Thursday, September 13, 2007
DA INDISCRIMINAÇÃO
A meditação é a Métis despida de percepções.
Mahabuda da Tangória
1. Quer a miséria quer a abundância provocam um choque que leva à retracção e à multiplicação dos meios da glória ou da secagem. Este é o inquérito indiscreto desses caminhos. Toda a inquirição é um suplemento, uma floresta superflua de causas. O desiquilibrio resultante do choque supramencionado requer, mais do que consolo, remédio. O remédio só pode vir como teoria visivel ou visibilidade teorica. As imagens, embora de duração limitada, abrem-se à impermanência. O espirito fixa nos seus arquivos o que na retina é apenas passagem. O catálogo das imagens curativas é a Doxa.

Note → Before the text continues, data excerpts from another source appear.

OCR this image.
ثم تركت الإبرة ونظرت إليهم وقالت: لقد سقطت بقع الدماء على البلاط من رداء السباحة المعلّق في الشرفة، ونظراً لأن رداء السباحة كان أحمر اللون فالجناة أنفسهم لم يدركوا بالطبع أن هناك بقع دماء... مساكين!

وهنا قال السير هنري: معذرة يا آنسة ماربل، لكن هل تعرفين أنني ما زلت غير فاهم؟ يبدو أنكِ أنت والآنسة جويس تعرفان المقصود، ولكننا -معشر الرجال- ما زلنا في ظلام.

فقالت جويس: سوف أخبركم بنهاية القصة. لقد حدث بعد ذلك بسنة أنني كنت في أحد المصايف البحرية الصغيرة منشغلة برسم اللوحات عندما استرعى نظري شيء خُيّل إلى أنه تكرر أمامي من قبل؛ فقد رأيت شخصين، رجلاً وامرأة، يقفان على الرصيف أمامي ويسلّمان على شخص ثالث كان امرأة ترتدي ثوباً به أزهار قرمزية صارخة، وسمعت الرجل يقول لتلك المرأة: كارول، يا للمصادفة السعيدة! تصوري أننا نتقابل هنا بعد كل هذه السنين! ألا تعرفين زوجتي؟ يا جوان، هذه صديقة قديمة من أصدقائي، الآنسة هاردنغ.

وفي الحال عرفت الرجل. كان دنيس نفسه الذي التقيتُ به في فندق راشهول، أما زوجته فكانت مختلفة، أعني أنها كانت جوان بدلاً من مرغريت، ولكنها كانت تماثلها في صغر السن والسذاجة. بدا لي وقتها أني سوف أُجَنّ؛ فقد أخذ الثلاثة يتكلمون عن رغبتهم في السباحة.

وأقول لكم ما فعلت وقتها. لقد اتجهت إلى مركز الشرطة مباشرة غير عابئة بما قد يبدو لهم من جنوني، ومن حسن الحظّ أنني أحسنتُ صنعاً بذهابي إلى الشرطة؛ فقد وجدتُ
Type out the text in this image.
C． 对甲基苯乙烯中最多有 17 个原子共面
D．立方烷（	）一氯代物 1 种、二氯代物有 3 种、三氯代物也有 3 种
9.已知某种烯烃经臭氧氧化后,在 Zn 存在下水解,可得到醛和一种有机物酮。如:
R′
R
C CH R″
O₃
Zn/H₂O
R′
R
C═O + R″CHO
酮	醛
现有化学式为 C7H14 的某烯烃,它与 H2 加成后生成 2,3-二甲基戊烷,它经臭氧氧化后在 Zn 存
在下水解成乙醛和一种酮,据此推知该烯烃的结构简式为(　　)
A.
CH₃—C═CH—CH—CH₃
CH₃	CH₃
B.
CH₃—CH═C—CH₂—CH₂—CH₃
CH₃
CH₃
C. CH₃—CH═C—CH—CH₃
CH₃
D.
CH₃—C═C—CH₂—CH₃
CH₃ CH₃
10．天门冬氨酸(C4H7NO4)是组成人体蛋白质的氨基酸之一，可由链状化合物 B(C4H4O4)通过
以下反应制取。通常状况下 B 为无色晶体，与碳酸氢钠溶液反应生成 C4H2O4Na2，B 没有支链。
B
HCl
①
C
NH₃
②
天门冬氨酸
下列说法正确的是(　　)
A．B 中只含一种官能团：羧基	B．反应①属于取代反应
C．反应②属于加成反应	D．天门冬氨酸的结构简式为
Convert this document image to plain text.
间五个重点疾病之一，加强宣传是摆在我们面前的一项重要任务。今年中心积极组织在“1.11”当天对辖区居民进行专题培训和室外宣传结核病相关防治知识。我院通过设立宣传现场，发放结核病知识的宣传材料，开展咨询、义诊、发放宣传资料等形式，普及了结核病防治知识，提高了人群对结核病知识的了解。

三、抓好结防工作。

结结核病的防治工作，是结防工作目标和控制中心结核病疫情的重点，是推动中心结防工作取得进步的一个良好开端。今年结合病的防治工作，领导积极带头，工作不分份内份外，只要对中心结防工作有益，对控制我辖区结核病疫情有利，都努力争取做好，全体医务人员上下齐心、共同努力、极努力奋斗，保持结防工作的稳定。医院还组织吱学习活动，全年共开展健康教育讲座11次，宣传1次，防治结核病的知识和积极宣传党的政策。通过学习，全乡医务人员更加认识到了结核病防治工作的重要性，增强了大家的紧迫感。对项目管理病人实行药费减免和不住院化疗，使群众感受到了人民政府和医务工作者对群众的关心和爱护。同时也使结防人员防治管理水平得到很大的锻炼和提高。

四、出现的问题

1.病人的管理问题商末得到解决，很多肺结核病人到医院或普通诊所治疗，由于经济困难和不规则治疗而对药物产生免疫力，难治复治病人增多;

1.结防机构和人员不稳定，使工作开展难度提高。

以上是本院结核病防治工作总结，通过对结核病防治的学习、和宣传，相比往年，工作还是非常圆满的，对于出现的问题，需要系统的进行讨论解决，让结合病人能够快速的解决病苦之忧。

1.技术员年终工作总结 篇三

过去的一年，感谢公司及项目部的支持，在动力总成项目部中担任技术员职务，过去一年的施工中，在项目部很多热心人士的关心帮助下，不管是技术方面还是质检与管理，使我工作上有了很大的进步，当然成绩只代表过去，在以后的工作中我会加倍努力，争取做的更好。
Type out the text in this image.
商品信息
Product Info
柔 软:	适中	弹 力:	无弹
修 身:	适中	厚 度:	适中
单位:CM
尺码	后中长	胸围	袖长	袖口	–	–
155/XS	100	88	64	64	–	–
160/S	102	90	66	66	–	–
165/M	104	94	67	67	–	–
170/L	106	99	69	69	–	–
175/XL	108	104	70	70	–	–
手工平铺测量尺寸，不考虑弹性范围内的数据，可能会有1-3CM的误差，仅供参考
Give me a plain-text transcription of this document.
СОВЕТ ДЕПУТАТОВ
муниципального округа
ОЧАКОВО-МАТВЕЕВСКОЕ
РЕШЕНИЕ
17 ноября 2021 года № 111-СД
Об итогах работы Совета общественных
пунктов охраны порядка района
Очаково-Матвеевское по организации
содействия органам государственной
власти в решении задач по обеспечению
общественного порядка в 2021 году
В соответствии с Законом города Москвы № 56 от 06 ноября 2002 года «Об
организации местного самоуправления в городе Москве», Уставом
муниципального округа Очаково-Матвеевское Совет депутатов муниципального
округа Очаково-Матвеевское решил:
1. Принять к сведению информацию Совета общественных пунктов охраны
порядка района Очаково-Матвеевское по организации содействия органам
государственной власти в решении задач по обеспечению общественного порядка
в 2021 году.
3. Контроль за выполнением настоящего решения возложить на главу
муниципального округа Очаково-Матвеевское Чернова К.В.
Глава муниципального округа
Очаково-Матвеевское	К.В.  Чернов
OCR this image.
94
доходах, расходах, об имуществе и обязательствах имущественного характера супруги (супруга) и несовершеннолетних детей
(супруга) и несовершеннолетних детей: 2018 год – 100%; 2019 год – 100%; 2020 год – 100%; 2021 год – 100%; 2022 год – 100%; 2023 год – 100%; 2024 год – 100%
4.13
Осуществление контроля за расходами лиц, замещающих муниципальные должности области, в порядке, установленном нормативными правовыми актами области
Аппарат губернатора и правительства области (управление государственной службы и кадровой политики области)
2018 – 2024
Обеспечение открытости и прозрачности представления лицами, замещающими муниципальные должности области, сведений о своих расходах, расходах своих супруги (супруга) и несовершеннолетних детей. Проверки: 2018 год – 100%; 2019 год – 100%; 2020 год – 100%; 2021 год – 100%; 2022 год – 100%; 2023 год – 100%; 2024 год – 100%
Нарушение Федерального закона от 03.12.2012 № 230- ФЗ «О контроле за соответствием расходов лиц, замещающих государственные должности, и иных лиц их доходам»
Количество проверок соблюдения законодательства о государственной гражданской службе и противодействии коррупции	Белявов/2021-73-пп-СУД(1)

2. A teoria é a encenação estrategica dos meios visiveis. As táticas que revela estratificam-se em sequências modais. Os aspectos revelados tanto podem ser calmantes quanto salpicados de colorações destrutivas e excessivas. A teoria tende a distinguir-se de si própria. É krisis contra as suas asserções mais fluentes. Difere-se em si, para si e contra si. É este o método superior que permite o entranhamento cognitivo nas coisas e a discriminação do manifesto. Quanto ao ainda não manifestado (ou imanifesto), só pode ser advinhado como possibilidade sequêncial. Conhecer, é acima de de tudo categorizar hipoteses sequênciais que se adequem ao manifestado, ao manifestando e ao manifestável.
3. Consideremas a massa original no seu estado imberbe como possibilidade desmassificadora. Como raiz antes da produção e do mundo como reprodução desmassificante. A raíz não sendo improdutiva é um não-produto. Os sete princípios generativos surgem da Megamétis, o intelecto pragmático, a suprema astúcia. Os sete principios são produtos e produtivos. Os dezasseis principios são meros subprodutos. Há no entanto uma entidade antes da krisis que não é nem um produto nem produtiva. É a homeostase absoluta. As explicações para o aparecimento da krisis (o mundo como distinção e multiplicação) são insatisfatórios, e as hipóteses um engodo. O mundo não precisa de justificações para a sua a origem ou para a sua morte. O sentido só pode ser assinalado como aquilo que é e não de onde pode ter surgido ou como estagnará. No entanto, a homeostase que antece a krisis, repõe, como algo magnético, os desiquilibrios fecundos que nascem quer da acelaração criativa, quer das degradações sucessivas. A prática das formações e deformações do mundo é a Homeostética.
4. Embora a percepção, a inferencia e os testemunhos sejam reconhecidos como provas dúbias não poderemos deixar de recomendá-los como atenção que leva ao opinativo, isto é, à formação de doxas, por mais liberais que estas sejam. Mais do que meras provas circunstâncias de hipóteses fecundas necessitamos das resistências das provações. Uma prova, mais do que uma certeza é uma recomendação e uma endoutrinação. Os meios de demonstração tornam persuasivas e eficases as provas. Tudo deve ser provado de modo a que as causalidades não fiquem em àguas de bacalhau. O rigor das provas torna mais consistente a teatralidade de todas as acções naturais e artificiais.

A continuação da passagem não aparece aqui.